Cenab-ı Hak, Firavun kavmine çekirge gönderdi, bütün ekinlerini ve mey­velerini, sonra da her şeyi, hatta kapıları, evlerin tavanlarını, elbiseleri yediler. Fakat İsrailoğullarının evlerine bir tane bile çekirge girmedi. Firavun’un kavmi, Musa (a.s.)’dan yardım istedi. Yedi gün sonra bu durumdan kurtuldular. Musa (a.s.), boş bir alana çıktı, asasıyla doğuya batıya doğru işaret etti. Çekirgeler geldikleri yerlere geri döndüler. Onlar yine, biz dinimizi terketmeyiz, dediler.

Bir ay sonra, onlara güve, ya da kene musallat oldu. Çekirgelerin geriye bıraktıklarını yediler, yeryüzünü yaladılar. Yahut bir ay sonra, onlara küçük si­nekler, ya da pireler veya sivrisinekler musallat oldu, çekirgelerden sonra, on­lara kımıl felâketi geldi. Kurtlar ekinleri yediler, yeşil olan her şeyi yok ettiler. Yine Musa (a.s.)’dan yardım istediler, bu hal kaldırıldı. Onlar yine eski hallerine döndüler.

Bu sefer Allah, kurbağalar gönderdi. Kurbağalar evlerine girdi. Kaplarına, yiyeceklerine doldular. Öyle ki, bir kimse konuşmak istediği zaman, kurbağa ağzına sıçrıyordu. Yatakları kurbağalarla doldu, uyuyamaz oldular. Kurbağalar kendilerini kaynar vaziyetteki çanak çömleklere atıyorlardı. Firavun kavmi yine Musa (a.s.)’dan yardım istediler. “Bize bu kere de acı, merhamet et, içten tevbe edip bir daha eski halimize dönmeyeceğiz” dediler. Onlardan söz aldı ve onlar için Allah’a dua etti.

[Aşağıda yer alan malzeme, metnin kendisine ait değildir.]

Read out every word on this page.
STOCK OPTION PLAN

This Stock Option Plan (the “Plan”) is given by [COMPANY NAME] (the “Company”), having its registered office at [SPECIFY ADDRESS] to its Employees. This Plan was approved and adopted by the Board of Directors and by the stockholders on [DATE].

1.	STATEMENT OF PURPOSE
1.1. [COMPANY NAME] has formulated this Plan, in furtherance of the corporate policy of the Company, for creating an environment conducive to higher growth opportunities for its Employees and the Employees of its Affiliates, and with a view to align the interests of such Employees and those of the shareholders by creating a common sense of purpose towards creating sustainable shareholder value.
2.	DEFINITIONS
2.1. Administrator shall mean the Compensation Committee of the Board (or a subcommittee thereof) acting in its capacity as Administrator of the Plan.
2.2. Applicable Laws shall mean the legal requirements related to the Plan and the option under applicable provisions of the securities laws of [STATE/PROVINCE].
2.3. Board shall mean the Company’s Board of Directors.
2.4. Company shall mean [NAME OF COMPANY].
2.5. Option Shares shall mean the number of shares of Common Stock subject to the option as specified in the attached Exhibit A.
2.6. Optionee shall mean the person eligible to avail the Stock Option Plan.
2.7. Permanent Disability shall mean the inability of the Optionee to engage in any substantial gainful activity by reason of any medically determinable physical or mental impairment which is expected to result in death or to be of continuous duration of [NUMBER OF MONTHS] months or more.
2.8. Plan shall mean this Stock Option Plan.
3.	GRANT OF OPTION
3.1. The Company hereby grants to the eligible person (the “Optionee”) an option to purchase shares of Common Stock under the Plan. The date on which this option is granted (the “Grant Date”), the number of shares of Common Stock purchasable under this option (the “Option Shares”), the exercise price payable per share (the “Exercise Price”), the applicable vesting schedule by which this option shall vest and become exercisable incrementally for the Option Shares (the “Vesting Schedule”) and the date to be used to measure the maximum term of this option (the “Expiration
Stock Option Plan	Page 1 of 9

Bunun üzerine Allah, onlardan bu durumu kaldırdı. Ancak yine verdikleri sözü bozdular.

Sonra Allahu Teâlâ, onlara kan gönderdi. Suları kana döndü. Nehirlerden ve kuyulardan su aldıkları zaman, onu taze kan şeklinde buldular. Durumdan Firavun’a şikayetçi oldular. Şöyle dedi: “O size sihir yapmıştır.” Firavun Kıpti ile Yahudiyi aynı yerden su almak için bir araya getirdi. Yahudinin aldığı şey su, Kıpti’nin aldığı şey kan oluyordu.

Bunların hepsi de apaçık ayetlerdi. Allah’tan olduklarına, bunlara O’ndan başka kimsenin gücü yetmediğine, küfürlerinin cezası olduklarına, Musa a.s.’ın doğruluğuna işaret ettiklerine -ki bunların meydana geleceğini söyle­yerek onları korkutmuştu- hiçbir kimsenin şüphesi olamaz.

Firavun ve kavmi, inat ve kibirleri üzere kaldılar. Allah’a ibadet etmekten geri durdular. Öğüt almadılar, kendilerine ve başkalarına karşı suç işleyen, suç ve günahta ısrar eden kimseler oldular.